A t'il été encore banni ?
....ouf !

avatar Domsware | 

Ce n’est pas seulement une question de moyen mais de temps (et de volonté). Très courant dans les projets informatiques de limiter cela à l’aspect financier : on met 2 fois plus d’argent et ça ira 2 fois plus vite. Ce qui bien sûr est faux.

avatar bibi81 | 

Bof. Combien d'Apple Cars en circulation ?

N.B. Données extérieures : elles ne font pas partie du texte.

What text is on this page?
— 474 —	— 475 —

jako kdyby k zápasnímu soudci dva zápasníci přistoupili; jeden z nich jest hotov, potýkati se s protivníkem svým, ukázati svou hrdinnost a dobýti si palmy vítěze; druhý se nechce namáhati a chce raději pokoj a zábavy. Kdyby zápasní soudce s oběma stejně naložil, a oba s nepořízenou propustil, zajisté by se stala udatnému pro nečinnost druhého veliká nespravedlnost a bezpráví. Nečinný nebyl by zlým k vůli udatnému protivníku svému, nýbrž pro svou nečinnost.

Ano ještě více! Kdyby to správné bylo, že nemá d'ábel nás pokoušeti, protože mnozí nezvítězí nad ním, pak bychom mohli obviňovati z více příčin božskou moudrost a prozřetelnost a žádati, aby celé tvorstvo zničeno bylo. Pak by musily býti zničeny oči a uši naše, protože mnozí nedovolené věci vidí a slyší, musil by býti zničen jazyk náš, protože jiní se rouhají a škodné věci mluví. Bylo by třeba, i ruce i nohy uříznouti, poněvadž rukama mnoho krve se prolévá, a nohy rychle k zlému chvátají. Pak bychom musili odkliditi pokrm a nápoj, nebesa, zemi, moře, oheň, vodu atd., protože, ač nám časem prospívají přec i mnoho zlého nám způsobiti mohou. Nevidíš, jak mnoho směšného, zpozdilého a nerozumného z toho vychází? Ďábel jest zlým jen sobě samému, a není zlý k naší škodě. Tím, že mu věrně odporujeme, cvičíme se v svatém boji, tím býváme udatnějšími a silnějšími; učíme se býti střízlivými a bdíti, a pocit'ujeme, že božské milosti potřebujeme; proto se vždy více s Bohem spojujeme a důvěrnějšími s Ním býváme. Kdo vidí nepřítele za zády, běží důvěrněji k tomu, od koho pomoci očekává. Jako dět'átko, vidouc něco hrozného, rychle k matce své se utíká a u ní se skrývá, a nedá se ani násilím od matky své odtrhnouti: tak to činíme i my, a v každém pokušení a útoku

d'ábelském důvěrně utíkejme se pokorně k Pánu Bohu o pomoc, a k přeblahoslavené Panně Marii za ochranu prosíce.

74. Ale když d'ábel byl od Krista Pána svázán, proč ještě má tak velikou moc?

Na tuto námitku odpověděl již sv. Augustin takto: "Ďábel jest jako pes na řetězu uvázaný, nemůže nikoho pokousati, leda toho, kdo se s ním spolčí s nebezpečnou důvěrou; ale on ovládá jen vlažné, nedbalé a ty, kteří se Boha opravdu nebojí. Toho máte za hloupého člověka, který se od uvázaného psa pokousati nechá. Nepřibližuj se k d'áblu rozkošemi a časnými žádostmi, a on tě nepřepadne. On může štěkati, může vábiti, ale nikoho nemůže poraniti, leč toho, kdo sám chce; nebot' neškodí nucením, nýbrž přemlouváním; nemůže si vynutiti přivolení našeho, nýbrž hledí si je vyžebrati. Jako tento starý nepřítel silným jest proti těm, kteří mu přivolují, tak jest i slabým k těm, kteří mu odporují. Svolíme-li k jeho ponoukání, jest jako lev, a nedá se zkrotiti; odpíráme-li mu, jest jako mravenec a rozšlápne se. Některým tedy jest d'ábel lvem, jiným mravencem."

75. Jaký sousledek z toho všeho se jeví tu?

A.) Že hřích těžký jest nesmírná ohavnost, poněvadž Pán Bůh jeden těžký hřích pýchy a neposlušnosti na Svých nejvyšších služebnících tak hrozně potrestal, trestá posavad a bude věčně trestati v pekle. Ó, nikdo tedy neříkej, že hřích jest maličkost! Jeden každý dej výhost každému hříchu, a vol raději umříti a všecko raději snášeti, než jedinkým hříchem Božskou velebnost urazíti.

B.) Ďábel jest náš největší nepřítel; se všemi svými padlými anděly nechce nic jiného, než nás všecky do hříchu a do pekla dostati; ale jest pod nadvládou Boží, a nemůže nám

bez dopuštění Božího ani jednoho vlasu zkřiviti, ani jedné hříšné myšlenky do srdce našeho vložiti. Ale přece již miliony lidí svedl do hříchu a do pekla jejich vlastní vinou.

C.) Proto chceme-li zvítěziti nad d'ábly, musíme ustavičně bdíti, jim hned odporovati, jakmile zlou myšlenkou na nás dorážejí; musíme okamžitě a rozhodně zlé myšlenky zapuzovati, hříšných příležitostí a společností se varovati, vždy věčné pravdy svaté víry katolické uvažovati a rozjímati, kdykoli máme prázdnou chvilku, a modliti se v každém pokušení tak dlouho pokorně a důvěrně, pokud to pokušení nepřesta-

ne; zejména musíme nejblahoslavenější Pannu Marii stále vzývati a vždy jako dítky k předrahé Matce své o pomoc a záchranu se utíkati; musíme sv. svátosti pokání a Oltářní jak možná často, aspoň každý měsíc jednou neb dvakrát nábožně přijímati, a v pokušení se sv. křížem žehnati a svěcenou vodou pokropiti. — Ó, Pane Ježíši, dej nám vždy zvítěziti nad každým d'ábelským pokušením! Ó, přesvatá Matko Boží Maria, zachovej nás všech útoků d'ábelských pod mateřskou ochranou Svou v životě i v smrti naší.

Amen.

Ma rue a été refaite ces derniers mois et Google Street View est déjà à jour !!

avatar webHAL1 | 

@Domsware
« Très courant dans les projets informatiques de limiter cela à l’aspect financier : on met 2 fois plus d’argent et ça ira 2 fois plus vite. Ce qui bien sûr est faux. »

Je suis d'accord avec ce constat, mais je pense qu'ici la situation est un peu différente. Il s'agit avant tout de collecte de données, et pour ça il me semble qu'il est possible de "paralléliser" le travail, et donc d'investir plus de ressources pour accélérer les choses. On ne parle pas de programmation, où en effet il est illusoire de penser que doubler le nombre de développeurs permettra de réduire de moitié le temps nécessaire à la finalisation du produit. On parle de données qui doivent être mises à jour. Ce n'est pas une tâche complexe en soi, mais elle requiert des ressources. Ou du temps. Apple a vraisemblablement choisi de prendre son temps.

avatar xtyou | 

Personnellement, j’utilise Plans pour des problématiques de vie privée, même si parfois j’utilise Gmaps (principalement pour Street View).
Par contre je ne comprends pas ceux qui reprochent encore à Plans le fait qu’il ne trouve pas les rues à proximité lors de recherches, cette époque est révolue depuis longtemps même si au début c’était vrai et très chiant.